Governo federal propõe regra automática para definir teto de juros do consignado do INSS, buscando previsibilidade para beneficiários e bancos.

Governo propõe regra automática para teto de juros do consignado

O Ministério da Previdência Social estuda a adoção de uma regra automática para definir o teto de juros do empréstimo consignado destinado a aposentados e pensionistas do INSS. Atualmente, essa taxa é definida de forma discricionária pelo Conselho Nacional de Previdência Social (CNPS), que reúne representantes do governo, aposentados, pensionistas, trabalhadores e empregadores.

A proposta visa criar um modelo que traga maior previsibilidade tanto para os beneficiários quanto para as instituições financeiras. Para os segurados, a medida pode agilizar a redução das taxas em momentos de queda dos juros. Para os bancos, oferece a possibilidade de ajustar os juros conforme o custo do crédito, sem o risco de interrupção na oferta de empréstimos.

Embora o modelo ainda esteja em fase de estudos, a fórmula mais provável para o cálculo envolve uma ponderação entre a taxa Selic e a taxa DI (depósito interbancário) com prazo de dois anos. Essa combinação funcionaria como um indicador do custo de captação dos bancos, servindo de base para estabelecer o teto do juro do consignado. O ministro da Previdência Social, Wolney Queiroz, confirmou a intenção de buscar uma fórmula automatizada, desde que seja transparente e benéfica para todos.

## Revisão da taxa atual e debate no CNPS

Os técnicos do ministério trabalham para avançar na discussão deste novo modelo até o final do ano. No entanto, a complexidade do debate torna improvável que a proposta esteja finalizada a tempo da próxima reunião do CNPS, agendada para 28 de julho. Paralelamente, o ministro também sinalizou o interesse em avaliar a possibilidade de reduzir o limite atual de 1,85% ao mês para os empréstimos consignados.

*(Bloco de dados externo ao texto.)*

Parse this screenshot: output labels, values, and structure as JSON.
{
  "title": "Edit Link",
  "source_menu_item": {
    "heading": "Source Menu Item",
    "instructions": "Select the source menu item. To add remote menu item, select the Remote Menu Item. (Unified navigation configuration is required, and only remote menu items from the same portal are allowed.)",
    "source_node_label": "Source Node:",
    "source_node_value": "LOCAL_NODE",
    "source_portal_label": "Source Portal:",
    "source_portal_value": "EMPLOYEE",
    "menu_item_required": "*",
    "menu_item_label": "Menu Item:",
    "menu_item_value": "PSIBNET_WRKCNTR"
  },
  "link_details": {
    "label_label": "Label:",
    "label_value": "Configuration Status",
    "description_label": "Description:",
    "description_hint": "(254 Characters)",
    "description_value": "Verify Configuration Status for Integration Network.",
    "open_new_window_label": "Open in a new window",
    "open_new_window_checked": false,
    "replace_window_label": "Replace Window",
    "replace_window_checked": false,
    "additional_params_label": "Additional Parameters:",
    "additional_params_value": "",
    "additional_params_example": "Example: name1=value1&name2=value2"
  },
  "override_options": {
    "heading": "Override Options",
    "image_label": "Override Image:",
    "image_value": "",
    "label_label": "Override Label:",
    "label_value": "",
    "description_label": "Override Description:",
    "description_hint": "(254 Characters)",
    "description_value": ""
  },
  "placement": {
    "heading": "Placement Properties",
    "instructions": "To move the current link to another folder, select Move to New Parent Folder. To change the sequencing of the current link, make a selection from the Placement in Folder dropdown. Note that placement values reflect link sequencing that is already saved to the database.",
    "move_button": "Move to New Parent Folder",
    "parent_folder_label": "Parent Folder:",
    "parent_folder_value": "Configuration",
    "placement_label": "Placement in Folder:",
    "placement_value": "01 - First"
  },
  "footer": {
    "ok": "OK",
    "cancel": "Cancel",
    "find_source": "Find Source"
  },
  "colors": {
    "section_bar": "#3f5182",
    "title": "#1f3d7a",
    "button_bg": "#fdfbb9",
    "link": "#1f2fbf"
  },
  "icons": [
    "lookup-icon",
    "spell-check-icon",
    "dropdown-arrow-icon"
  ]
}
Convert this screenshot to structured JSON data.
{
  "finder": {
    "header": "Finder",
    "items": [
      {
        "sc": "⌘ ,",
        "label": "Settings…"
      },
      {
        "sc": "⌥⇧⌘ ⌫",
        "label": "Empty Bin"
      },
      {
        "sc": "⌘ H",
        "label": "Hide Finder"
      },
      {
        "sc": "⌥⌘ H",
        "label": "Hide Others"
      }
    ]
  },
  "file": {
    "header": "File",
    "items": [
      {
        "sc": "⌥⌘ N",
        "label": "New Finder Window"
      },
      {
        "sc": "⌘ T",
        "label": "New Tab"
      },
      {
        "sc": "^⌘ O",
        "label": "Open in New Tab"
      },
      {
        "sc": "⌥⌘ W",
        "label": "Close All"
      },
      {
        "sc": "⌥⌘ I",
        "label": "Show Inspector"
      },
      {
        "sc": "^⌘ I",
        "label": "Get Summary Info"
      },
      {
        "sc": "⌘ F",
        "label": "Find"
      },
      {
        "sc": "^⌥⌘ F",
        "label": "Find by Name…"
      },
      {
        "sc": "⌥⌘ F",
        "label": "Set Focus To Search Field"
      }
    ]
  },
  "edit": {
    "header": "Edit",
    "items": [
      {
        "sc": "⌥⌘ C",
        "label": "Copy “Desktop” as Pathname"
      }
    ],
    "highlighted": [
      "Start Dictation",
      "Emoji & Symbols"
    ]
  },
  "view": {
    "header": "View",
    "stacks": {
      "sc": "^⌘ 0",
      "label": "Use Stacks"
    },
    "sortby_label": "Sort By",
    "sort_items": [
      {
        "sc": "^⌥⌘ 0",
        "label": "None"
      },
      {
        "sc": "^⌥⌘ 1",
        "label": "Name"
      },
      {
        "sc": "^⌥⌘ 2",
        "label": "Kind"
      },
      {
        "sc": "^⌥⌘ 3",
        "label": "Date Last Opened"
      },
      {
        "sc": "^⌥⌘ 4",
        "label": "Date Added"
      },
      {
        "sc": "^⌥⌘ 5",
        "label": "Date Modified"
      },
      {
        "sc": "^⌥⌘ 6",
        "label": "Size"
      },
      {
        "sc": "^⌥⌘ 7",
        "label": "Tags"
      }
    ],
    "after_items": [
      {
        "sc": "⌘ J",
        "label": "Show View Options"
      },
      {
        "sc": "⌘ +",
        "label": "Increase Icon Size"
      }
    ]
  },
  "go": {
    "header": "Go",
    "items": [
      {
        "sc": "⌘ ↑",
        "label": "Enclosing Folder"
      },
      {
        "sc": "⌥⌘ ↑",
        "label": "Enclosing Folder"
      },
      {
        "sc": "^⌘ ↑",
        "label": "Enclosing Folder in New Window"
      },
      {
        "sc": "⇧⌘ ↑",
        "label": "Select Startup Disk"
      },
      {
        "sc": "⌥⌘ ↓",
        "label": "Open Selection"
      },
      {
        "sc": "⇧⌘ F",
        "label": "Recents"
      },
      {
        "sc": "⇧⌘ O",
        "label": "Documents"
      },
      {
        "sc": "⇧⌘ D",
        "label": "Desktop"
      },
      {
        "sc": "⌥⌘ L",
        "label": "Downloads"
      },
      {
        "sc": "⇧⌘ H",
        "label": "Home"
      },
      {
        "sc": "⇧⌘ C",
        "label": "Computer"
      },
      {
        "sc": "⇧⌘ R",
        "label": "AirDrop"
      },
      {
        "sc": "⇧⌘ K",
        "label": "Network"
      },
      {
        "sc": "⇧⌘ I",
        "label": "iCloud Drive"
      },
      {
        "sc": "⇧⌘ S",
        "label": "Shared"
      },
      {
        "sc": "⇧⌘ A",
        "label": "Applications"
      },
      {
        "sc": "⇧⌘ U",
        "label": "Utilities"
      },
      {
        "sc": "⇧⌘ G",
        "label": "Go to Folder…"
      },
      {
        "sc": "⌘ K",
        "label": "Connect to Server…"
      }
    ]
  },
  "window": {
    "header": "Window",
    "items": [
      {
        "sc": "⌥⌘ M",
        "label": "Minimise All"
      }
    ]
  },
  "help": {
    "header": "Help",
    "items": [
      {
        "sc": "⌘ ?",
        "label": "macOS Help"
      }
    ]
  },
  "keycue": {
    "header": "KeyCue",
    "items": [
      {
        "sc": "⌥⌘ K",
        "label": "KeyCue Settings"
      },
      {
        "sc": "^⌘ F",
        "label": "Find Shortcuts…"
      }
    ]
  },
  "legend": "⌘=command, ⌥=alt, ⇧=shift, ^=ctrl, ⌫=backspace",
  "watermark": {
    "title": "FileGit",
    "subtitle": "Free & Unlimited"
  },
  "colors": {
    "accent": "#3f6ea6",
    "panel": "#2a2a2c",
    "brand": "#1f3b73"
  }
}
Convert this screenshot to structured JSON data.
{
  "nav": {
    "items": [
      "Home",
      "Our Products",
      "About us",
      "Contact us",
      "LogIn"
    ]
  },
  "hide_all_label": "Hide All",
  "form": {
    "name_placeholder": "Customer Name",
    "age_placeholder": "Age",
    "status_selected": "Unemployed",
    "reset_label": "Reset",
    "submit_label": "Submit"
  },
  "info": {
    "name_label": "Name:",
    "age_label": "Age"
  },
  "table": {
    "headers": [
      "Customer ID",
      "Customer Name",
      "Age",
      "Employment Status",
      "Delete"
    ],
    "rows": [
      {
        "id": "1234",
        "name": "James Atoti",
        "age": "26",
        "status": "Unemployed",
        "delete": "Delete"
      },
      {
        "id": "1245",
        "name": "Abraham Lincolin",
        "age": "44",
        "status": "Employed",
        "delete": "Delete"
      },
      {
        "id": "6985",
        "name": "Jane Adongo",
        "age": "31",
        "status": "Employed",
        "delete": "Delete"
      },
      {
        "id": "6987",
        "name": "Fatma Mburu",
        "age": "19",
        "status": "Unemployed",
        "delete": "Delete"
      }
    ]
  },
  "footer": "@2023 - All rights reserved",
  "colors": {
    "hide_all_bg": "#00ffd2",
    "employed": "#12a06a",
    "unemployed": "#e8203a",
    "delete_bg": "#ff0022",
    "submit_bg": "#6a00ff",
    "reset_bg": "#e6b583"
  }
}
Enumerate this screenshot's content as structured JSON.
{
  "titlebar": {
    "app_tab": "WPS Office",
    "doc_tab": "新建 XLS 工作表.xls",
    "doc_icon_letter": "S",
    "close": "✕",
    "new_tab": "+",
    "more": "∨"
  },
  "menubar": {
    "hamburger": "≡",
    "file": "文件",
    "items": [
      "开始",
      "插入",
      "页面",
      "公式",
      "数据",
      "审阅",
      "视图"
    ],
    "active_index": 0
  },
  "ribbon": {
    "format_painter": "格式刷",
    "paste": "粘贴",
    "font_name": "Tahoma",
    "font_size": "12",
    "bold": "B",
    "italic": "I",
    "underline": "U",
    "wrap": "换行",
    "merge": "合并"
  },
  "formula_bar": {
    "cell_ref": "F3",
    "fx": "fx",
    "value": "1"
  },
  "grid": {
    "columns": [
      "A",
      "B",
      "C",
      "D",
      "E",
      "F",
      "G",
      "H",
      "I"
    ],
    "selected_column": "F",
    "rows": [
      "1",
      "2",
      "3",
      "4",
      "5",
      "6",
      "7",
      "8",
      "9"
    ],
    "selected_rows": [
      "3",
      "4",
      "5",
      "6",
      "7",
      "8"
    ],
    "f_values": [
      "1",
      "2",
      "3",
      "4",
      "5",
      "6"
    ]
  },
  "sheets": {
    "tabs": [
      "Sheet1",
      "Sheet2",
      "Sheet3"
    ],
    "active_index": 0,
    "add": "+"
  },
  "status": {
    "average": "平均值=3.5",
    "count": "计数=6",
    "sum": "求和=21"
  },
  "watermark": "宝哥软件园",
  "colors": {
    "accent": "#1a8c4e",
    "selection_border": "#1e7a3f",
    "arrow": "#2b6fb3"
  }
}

O procedimento para a revisão da taxa envolve a solicitação formal à área técnica para elaborar um cálculo de atualização. Essa metodologia será apresentada e debatida no CNPS, seguida de votação. O teto de 1,85% ao mês está em vigor desde março de 2025, após um aumento decidido pelo conselho, que ocorreu em um período de alta da taxa Selic. Atualmente, a Selic está em trajetória de queda.

O ministro reconheceu que a área técnica pode concluir que não há margem para cortes na taxa, mesmo com a solicitação de revisão. A precisão no cálculo é crucial para evitar que uma taxa artificialmente baixa afaste as instituições financeiras e restrinja a oferta de crédito. No início do governo Lula, em 2023, o teto de juros do consignado foi reduzido de 2,14% para 1,70% ao mês, levando alguns bancos a suspenderem temporariamente a oferta do crédito.